Each competitor wore a glove on his nonserving hand and played service games with his own ball. When it came time to change ends, they crossed on opposite sides of the net and never tossed a ball to the other player, instead hitting it with their paddles.
Off the court, they sat far apart, and no spectators were allowed. The only people in attendance other than the players were the four members of a skeleton television crew. Instead of bringing in a production truck, they used the house’s internet connection, which made for a spotty stream. They also had to improvise after a camera affixed to one of the fences came loose.
Considine climbed a ladder and held the camera himself during the final.
“I was up there for a good hour,” Considine said. “A little scary to tell you the truth — 15 feet up there, with those guys slamming into the fence.”
To keep the number of people involved down even further, players doubled as television commentators, joining the play-by-play man Brad Easterbrook to discuss the next match after finishing their own.
Post-match interviews were conducted at a considerable distance.
“I would do anything in the world to trade this situation for getting back to normal,” said Harry Cicma, whose independent production company staged the event and made the deal with ESPN. “But people were contacting me and were really sad and depressed they didn’t have live sports, and I was just thinking of ways to do it in a safe way and about the sports that would work. Football, baseball or basketball, you need a public venue. But platform tennis you can do at someone’s house in a safe manner, one on one, and we happen to have the best players in the world in the New York area.”

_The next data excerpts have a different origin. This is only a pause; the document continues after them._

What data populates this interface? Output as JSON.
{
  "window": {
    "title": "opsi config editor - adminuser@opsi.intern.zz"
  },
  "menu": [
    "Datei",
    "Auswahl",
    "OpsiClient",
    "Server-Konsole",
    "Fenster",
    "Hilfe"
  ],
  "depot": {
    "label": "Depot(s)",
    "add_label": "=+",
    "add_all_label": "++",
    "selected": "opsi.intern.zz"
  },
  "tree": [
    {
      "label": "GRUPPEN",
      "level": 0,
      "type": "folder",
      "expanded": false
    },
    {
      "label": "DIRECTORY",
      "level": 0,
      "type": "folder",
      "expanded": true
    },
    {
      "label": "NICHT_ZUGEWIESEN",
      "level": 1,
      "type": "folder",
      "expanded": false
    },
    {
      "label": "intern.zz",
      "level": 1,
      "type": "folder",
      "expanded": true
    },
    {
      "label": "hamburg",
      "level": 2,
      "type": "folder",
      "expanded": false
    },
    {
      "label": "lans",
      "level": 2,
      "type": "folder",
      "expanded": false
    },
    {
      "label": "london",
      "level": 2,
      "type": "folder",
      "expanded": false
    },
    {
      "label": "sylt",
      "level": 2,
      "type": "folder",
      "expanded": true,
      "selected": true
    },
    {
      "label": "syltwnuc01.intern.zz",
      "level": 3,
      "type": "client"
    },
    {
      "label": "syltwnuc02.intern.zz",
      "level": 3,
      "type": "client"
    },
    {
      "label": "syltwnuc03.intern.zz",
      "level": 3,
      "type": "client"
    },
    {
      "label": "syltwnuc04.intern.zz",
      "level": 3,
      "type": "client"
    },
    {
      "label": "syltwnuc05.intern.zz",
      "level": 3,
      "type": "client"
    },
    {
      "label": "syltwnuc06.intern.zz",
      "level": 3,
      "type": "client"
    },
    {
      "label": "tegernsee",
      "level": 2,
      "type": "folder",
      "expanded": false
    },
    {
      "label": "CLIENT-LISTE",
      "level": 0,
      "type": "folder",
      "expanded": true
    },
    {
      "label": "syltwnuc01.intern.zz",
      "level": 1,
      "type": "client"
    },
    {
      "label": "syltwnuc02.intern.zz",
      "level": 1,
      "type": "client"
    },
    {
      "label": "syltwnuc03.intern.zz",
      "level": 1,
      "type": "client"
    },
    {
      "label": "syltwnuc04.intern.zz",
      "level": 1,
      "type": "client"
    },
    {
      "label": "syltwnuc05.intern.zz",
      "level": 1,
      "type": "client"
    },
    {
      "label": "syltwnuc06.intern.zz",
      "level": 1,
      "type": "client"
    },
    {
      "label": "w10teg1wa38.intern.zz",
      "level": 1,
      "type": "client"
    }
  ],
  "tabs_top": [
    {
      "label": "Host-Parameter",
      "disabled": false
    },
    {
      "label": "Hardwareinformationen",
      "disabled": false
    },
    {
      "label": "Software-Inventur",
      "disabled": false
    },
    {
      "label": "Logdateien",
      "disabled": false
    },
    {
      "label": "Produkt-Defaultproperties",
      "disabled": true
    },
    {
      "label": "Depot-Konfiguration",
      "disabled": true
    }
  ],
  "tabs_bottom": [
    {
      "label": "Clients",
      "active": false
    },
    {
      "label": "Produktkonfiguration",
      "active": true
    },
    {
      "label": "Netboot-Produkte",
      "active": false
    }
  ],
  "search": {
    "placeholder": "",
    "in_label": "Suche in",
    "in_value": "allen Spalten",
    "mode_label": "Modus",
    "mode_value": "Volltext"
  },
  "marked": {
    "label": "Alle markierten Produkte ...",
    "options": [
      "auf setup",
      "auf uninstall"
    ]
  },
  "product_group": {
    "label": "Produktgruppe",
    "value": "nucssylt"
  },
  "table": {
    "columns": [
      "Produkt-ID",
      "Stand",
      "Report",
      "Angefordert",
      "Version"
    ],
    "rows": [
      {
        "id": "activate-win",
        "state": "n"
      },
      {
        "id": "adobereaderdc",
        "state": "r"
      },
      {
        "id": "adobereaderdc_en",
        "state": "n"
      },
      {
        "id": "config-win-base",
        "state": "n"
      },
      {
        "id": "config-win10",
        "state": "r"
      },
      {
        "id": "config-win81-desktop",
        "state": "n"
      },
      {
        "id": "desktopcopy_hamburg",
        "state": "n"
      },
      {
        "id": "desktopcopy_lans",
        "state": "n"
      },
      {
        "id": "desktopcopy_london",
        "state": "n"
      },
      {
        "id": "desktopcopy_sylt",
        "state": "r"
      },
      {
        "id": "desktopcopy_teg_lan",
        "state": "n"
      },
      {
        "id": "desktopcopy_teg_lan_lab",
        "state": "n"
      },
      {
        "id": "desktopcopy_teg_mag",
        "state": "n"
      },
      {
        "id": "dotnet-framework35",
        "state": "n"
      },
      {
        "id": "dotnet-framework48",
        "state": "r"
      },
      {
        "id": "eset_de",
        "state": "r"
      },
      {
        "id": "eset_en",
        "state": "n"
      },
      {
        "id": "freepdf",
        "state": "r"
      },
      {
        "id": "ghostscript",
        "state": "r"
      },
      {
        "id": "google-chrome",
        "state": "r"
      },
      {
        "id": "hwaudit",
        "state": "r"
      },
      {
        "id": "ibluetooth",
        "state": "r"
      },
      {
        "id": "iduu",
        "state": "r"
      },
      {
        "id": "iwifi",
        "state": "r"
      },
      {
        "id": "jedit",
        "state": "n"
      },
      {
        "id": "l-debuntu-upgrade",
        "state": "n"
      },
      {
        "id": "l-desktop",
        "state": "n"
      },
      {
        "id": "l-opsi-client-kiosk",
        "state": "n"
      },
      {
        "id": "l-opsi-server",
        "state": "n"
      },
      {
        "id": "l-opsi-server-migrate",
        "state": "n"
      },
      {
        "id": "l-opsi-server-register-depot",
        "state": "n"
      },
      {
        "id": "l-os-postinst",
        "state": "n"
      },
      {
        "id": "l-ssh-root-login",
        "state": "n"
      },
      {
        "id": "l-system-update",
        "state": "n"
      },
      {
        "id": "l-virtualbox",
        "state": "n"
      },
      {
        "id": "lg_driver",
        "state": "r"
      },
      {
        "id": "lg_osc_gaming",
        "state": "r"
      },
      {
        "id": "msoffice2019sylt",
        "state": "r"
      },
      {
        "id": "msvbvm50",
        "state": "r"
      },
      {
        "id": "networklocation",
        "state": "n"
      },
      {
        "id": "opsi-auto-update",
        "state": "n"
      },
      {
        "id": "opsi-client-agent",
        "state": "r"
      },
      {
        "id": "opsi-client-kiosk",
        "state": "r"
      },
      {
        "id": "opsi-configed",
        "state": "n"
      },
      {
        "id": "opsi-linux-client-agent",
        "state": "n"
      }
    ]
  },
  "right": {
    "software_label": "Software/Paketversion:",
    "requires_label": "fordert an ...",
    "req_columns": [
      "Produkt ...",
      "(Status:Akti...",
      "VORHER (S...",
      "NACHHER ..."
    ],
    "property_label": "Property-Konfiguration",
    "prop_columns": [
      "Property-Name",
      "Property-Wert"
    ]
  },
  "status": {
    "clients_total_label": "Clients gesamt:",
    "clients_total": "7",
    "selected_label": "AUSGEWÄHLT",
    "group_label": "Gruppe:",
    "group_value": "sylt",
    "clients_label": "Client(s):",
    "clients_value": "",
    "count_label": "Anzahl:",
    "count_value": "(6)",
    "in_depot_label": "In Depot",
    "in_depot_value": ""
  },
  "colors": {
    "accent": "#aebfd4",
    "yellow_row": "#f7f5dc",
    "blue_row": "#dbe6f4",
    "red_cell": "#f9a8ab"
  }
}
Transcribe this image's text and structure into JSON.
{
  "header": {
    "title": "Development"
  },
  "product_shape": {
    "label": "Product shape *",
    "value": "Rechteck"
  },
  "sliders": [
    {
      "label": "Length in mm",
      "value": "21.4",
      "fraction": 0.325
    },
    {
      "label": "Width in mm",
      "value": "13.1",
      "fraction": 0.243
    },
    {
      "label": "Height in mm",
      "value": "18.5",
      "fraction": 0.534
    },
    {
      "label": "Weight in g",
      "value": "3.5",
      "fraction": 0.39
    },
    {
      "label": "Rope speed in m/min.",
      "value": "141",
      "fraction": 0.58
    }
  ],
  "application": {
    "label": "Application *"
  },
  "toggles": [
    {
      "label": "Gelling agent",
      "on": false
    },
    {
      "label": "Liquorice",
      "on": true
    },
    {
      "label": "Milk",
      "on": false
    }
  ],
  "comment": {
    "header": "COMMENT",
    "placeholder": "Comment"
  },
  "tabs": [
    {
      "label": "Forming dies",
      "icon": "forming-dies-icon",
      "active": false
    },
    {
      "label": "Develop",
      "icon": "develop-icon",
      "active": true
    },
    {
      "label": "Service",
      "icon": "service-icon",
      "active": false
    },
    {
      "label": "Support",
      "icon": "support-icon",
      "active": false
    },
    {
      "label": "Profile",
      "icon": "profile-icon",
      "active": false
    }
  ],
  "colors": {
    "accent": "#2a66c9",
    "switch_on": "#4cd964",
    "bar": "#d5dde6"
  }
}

According to Considine, there are only “100,000 to 150,000” platform tennis players in the world, nearly all of them in the United States. The hub is in suburban New York; the game was invented in Scarsdale in 1928. The world’s No. 1 player, Johan du Randt, drove down for the tournament from his home in Boston.
Parsons, a 40-year-old Canadian, is ranked No. 3 and said he lived “less than a seven-minute drive” from where the event was staged. Like many top platform tennis players, he once played professional tennis. He was a member of Canada’s Davis Cup team.
The tournament was without several other top players, including Jared Palmer, a 48-year-old American who was ranked No. 1 in tennis doubles and won the 2001 Wimbledon title with Donald Johnson.
The only person involved with the tournament who seemed comfortable with the “world championship” label was Cicma.
“I cringe at that term,” Considine said.
Though the competitors had played little for the previous three weeks and rarely play singles, Parsons shook off the rust to beat du Randt, his former doubles partner, in the final.
When it was over and they met at the net, there was no handshake.
Instead, they touched paddles and then quickly retreated.
“It was strange not to reach over and give Johan a high-five or a hug,” Parsons said. “We played together so long, but hopefully we can get back soon to the way things were.”